After months of telling inquiring reporters that she would share her “Weinstein story” when she felt ready Uma Thurman – one of the actresses most closely associated with the Weinstein brothers’ Miramax film production studio – has finally opened up to the New York Times about her history of rape and abuse at the hands of Harvey Weinstein.
Thurman explains she waited for two reasons: She was worried she “might cry” because of the intensely emotional subject matter, and she also felt guilty for being both a victim and an enabler of Weinstein’s predation. The two worked on a series of immensely popular films together, beginning with the 1994 blockbuster “Pulp Fiction”. Weinstein even introduced her to former President Barack Obama at a fundraiser he hosted for the former president at his house
After more than two decades in the film industry, Thurman is worried that her behavior inadvertently set a precedent that other women followed – willingly and naively walking into the web of a predator.
“The complicated feeling I have about Harvey is how bad I fell about all the women that were attacked after I was,” she told me one recent night, looking anguished in her elegant apartment in River House on Manhattan’s East Side, as she vaped tobacco, sipped white wine and fed empty pizza boxes into the fireplace.
“I am one of the reasons that a young girl would walk into his room alone, the way I did. Quentin used Harvey as the executive producer of “Kill Bill”, a movie that symbolizes female empowerment. And all these lambs walked into slaughter because they were convinced nobody rises to such a position who would do something illegal to you, but they do.”
Thurman, like fellow Weinstein victim Rose McGowan, accused her former agency, Creative Artists Agency, of abetting Weinstein’s predatory behavior.
The agency has issued a pubic apology. And Thurman says she feels conflicted about her status as being both a victim and a part of the system that turned a blind eye to this culture of victimization.
Like McGowan, Thurman’s history of being assaulted by powerful men in Hollywood began when she was a teenager and just starting her career.
One night when she was 16, Thurman went out in Manhattan and met an actor nearly 20 years her senior. The two went back to his Greenwich Village brownstone for a nightcap.
“I was ultimately compliant,” she remembers. “I tried to say no, I cried, I did everything I could do. He told me the door was locked but I never ran over and tried to grab the knob. When I got hoe I remember I stood in front of the mirror and I looked at my hands and I was so mad at them for not being bloody or bruised. Something like that tunes the dial one way or another, right? You become more compliant or less compliant, and I think I became less compliant.”
Turning to the subject of Weinstein, Thurman explained how he and his first wife, Eve, befriended her in the aftermath of “Pulp Fiction” – the movie that launched Thurman to stardom.
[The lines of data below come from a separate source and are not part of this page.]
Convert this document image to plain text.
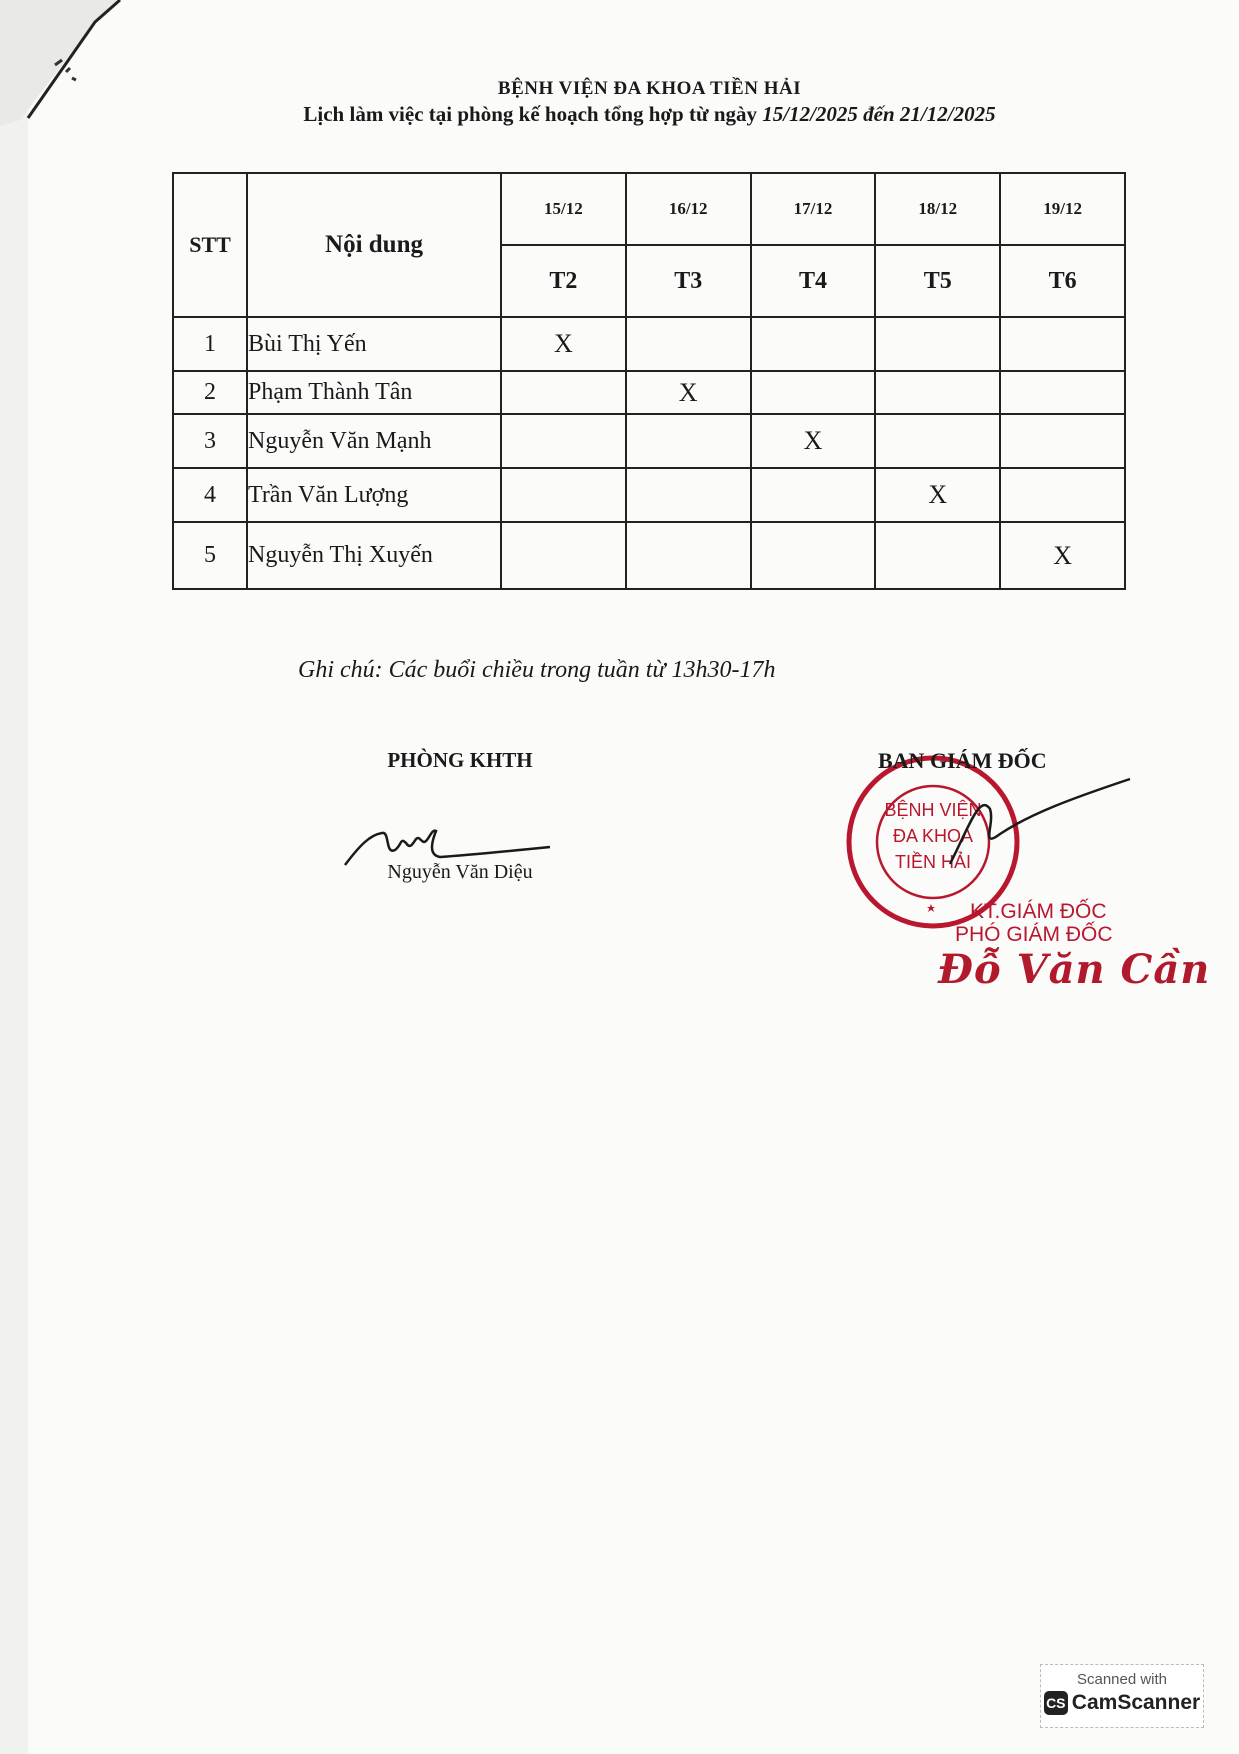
BỆNH VIỆN ĐA KHOA TIỀN HẢI
Lịch làm việc tại phòng kế hoạch tổng hợp từ ngày 15/12/2025 đến 21/12/2025
STT	Nội dung	15/12	16/12	17/12	18/12	19/12
		T2	T3	T4	T5	T6
1	Bùi Thị Yến	X				
2	Phạm Thành Tân		X			
3	Nguyễn Văn Mạnh			X		
4	Trần Văn Lượng				X	
5	Nguyễn Thị Xuyến					X
Ghi chú: Các buổi chiều trong tuần từ 13h30-17h
PHÒNG KHTH
Nguyễn Văn Diệu
BỆNH VIỆN
ĐA KHOA
TIỀN HẢI
BAN GIÁM ĐỐC
KT.GIÁM ĐỐC
PHÓ GIÁM ĐỐC
Đỗ Văn Cần
Scanned with
CS CamScanner
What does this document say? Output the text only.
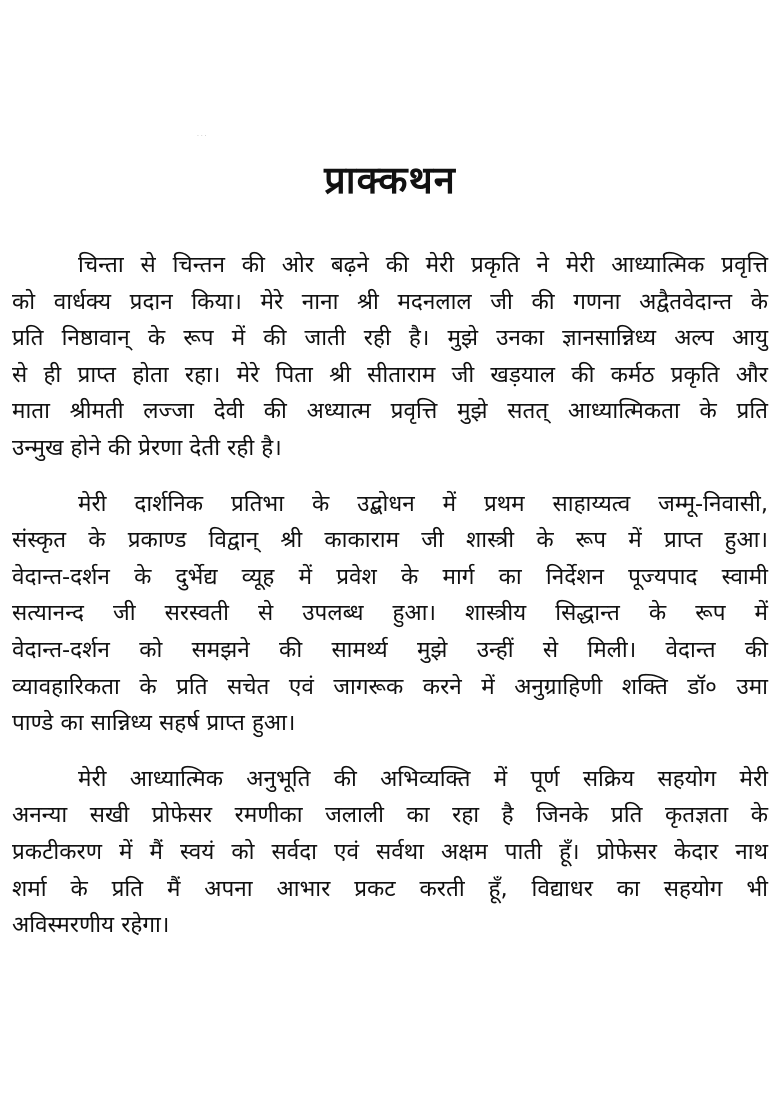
· · ·
प्राक्कथन

चिन्ता से चिन्तन की ओर बढ़ने की मेरी प्रकृति ने मेरी आध्यात्मिक प्रवृत्ति
को वार्धक्य प्रदान किया। मेरे नाना श्री मदनलाल जी की गणना अद्वैतवेदान्त के
प्रति निष्ठावान् के रूप में की जाती रही है। मुझे उनका ज्ञानसान्निध्य अल्प आयु
से ही प्राप्त होता रहा। मेरे पिता श्री सीताराम जी खड़याल की कर्मठ प्रकृति और
माता श्रीमती लज्जा देवी की अध्यात्म प्रवृत्ति मुझे सतत् आध्यात्मिकता के प्रति
उन्मुख होने की प्रेरणा देती रही है।

मेरी दार्शनिक प्रतिभा के उद्बोधन में प्रथम साहाय्यत्व जम्मू-निवासी,
संस्कृत के प्रकाण्ड विद्वान् श्री काकाराम जी शास्त्री के रूप में प्राप्त हुआ।
वेदान्त-दर्शन के दुर्भेद्य व्यूह में प्रवेश के मार्ग का निर्देशन पूज्यपाद स्वामी
सत्यानन्द जी सरस्वती से उपलब्ध हुआ। शास्त्रीय सिद्धान्त के रूप में
वेदान्त-दर्शन को समझने की सामर्थ्य मुझे उन्हीं से मिली। वेदान्त की
व्यावहारिकता के प्रति सचेत एवं जागरूक करने में अनुग्राहिणी शक्ति डॉ० उमा
पाण्डे का सान्निध्य सहर्ष प्राप्त हुआ।

मेरी आध्यात्मिक अनुभूति की अभिव्यक्ति में पूर्ण सक्रिय सहयोग मेरी
अनन्या सखी प्रोफेसर रमणीका जलाली का रहा है जिनके प्रति कृतज्ञता के
प्रकटीकरण में मैं स्वयं को सर्वदा एवं सर्वथा अक्षम पाती हूँ। प्रोफेसर केदार नाथ
शर्मा के प्रति मैं अपना आभार प्रकट करती हूँ, विद्याधर का सहयोग भी
अविस्मरणीय रहेगा।
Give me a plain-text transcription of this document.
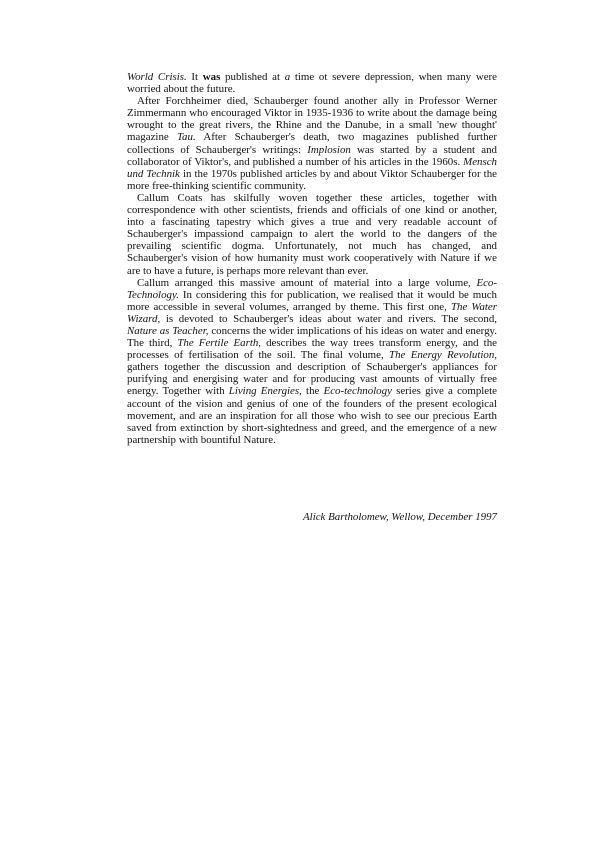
World Crisis. It was published at a time ot severe depression, when many were worried about the future.

After Forchheimer died, Schauberger found another ally in Professor Werner Zimmermann who encouraged Viktor in 1935-1936 to write about the damage being wrought to the great rivers, the Rhine and the Danube, in a small 'new thought' magazine Tau. After Schauberger's death, two magazines published further collections of Schauberger's writings: Implosion was started by a student and collaborator of Viktor's, and published a number of his articles in the 1960s. Mensch und Technik in the 1970s published articles by and about Viktor Schauberger for the more free-thinking scientific community.

Callum Coats has skilfully woven together these articles, together with correspondence with other scientists, friends and officials of one kind or another, into a fascinating tapestry which gives a true and very readable account of Schauberger's impassiond campaign to alert the world to the dangers of the prevailing scientific dogma. Unfortunately, not much has changed, and Schauberger's vision of how humanity must work cooperatively with Nature if we are to have a future, is perhaps more relevant than ever.

Callum arranged this massive amount of material into a large volume, Eco-Technology. In considering this for publication, we realised that it would be much more accessible in several volumes, arranged by theme. This first one, The Water Wizard, is devoted to Schauberger's ideas about water and rivers. The second, Nature as Teacher, concerns the wider implications of his ideas on water and energy. The third, The Fertile Earth, describes the way trees transform energy, and the processes of fertilisation of the soil. The final volume, The Energy Revolution, gathers together the discussion and description of Schauberger's appliances for purifying and energising water and for producing vast amounts of virtually free energy. Together with Living Energies, the Eco-technology series give a complete account of the vision and genius of one of the founders of the present ecological movement, and are an inspiration for all those who wish to see our precious Earth saved from extinction by short-sightedness and greed, and the emergence of a new partnership with bountiful Nature.

Alick Bartholomew, Wellow, December 1997
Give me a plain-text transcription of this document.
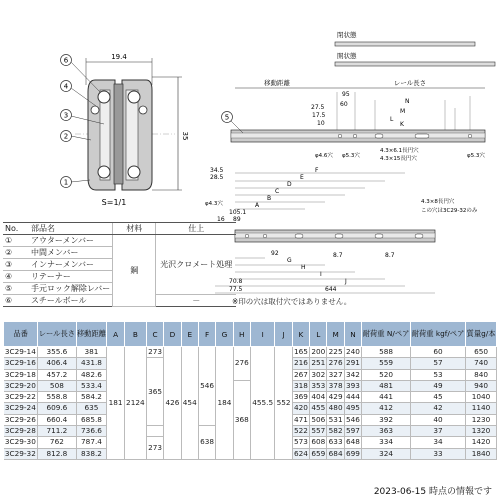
19.4
35
6
4
3
2
1
S=1/1
閉状態
開状態
移動距離	レール長さ
95
N
M
60
L
K
27.5
17.5
10
5
φ4.6穴 φ5.3穴
4.3×6.1長円穴
4.3×15長円穴	φ5.3穴
F
E
D
C
B
A
105.1
89
34.5
28.5
16
8.7
92
G
H
I
J
70.8
77.5	644
8.7
φ4.3穴	4.3×8長円穴
この穴は3C29-32のみ
No.	部品名	材料	仕上
①	アウターメンバー	鋼	光沢クロメート処理
②	中間メンバー		
③	インナーメンバー		
④	リテーナー		
⑤	手元ロック解除レバー		
⑥	スチールボール		－	※印の穴は取付穴ではありません。
品番	レール長さ	移動距離	A	B	C	D	E	F	G	H	I	J	K	L	M	N	耐荷重 N/ペア	耐荷重 kgf/ペア	質量g/本
3C29-14	355.6	381	181	2124	273	426	454	546	184	276	455.5	552	165	200	225	240	588	60	650
3C29-16	406.4	431.8			365								216	251	276	291	559	57	740
3C29-18	457.2	482.6											267	302	327	342	520	53	840
3C29-20	508	533.4								368			318	353	378	393	481	49	940
3C29-22	558.8	584.2											369	404	429	444	441	45	1040
3C29-24	609.6	635											420	455	480	495	412	42	1140
3C29-26	660.4	685.8											471	506	531	546	392	40	1230
3C29-28	711.2	736.6						638					522	557	582	597	363	37	1320
3C29-30	762	787.4			273								573	608	633	648	334	34	1420
3C29-32	812.8	838.2											624	659	684	699	324	33	1840
2023-06-15 時点の情報です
In a story that by now has become familiar to anybody following the #MeToo movement, Thurman explained how Weinstein groomed her, spending hours discussing film and her career.
Then, one day, they were arguing over a script in a Paris hotel room, when – as Thurman tells it – Weinstein’s infamous bathroom came out.
“I didn’t feel threatened,” she recalls. “I thought he was being super idiosyncratic, like this was your kooky, eccentric uncle.”
Her first attack occurred later at the Savoy Hotel in London.
“It was such a bat to the head. He pushed me down. He tried to shove himself on me. He tried to expose himself. He did all kinds of unpleasant things. But he didn’t actually put his back into it and force me. You’re like an animal wriggling away, like a lizard. I was doing anything I could to get the train back on the track. My track. Not his track.”
The next day, she received a bouquet of flowers from Weinstein with a note that read “you have good instincts.” Thurman says she was repulsed.
After that, Thurman soured on Weinstein, but reluctantly continued their working relationship, seeking to minimize her contact with him. Eventually, her repulsion to Weinstein impact her relationship with director Quentin Tarantino. After twice being told about Thurman’s assault, Tarantino confronted Weinstein, who eventually offered Thurman what she described as a “half-assed apology.”
But Tarantino’s increasingly demanding requests of Thurman during the shooting of “Kill Bill” eventually led Thurman to sour on the director. Following a near-fatal accident on the set of “Kill Bill”, Thurman says her resentment finally boiled over and she began to despise Tarantino, who in turn began to resent her.
Weinstein is back in Arizona for rehab. He has reportedly been spotted around Los Angeles following the dozens of accusations, and it’s believed that at least one of the many law enforcement agencies that are investigating him for potential sexual assault charges will soon move forward with an arrest.